# Combinatorics in Probability

• Mar 3rd 2011, 09:29 AM
ragnar
Combinatorics in Probability
I'm looking at someone's solution to a probability problem, which is: On a true/false test of ten questions what is the probability of getting exactly 7 right? My answer makes sense to me. We want the distinguishable permutations of TTTTTTTFFF over 2^10. The distinguishable permutations are 10!/7!3!.

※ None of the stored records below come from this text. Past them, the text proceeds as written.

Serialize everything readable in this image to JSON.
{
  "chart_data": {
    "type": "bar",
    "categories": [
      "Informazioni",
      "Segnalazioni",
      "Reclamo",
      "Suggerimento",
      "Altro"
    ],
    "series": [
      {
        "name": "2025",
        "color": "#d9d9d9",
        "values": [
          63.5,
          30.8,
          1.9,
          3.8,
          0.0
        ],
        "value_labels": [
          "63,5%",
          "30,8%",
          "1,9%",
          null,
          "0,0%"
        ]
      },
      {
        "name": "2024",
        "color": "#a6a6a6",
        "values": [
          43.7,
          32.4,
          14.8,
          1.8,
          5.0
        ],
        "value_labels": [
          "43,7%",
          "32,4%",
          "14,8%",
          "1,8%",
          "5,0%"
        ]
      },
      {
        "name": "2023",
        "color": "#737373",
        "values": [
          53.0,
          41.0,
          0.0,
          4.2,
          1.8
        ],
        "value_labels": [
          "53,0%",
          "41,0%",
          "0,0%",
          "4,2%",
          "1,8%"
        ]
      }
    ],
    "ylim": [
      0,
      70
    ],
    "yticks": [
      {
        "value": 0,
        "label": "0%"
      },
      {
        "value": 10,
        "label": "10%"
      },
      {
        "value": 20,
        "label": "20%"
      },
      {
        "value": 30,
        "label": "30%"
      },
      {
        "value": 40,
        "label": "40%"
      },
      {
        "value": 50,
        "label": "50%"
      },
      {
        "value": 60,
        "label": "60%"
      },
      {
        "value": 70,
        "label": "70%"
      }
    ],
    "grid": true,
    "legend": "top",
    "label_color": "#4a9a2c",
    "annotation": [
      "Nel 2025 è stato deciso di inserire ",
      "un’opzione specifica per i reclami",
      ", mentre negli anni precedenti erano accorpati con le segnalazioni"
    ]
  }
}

Her answer computes to the same, but she does it by 4(10c7). I see that these are basically the same but my problem is how should one see that the choice function applies here? I interpret the choice function to mean the number of possible subsets of a set of ten objects, each subset having seven objects. How does that describe the original question? And what if you didn't have just true/false? Suppose the question were about picking balls out of an urn where three are red, three white, and three blue (makes you want to sing the national anthem, right?). Then the number of distinguishable permutations is 9!/3!3!3!. How can you get that from use of the choice function?
• Mar 3rd 2011, 10:21 AM
Plato
Quote:

Originally Posted by ragnar
I'm looking at someone's solution to a probability problem, which is: On a true/false test of ten questions what is the probability of getting exactly 7 right? My answer makes sense to me. We want the distinguishable permutations of TTTTTTTFFF over 2^10. The distinguishable permutations are 10!/7!3!.

Quote:

Originally Posted by ragnar
Her answer computes to the same, but she does it by 4(10c7).

Unless you have mis-quoted her answer, there is no way that can be correct.

Quote:

Originally Posted by ragnar
Suppose the question were about picking balls out of an urn where three are red, three white, and three blue (makes you want to sing the national anthem, right?). Then the number of distinguishable permutations is 9!/3!3!3!. How can you get that from use of the choice function?

The first answer is correct. This problem does not rely on a choice function.
• Mar 3rd 2011, 10:23 AM
ragnar
Er, that 4 is in there by accident. But 10c7 = 10!/3!7! which is the same as my result.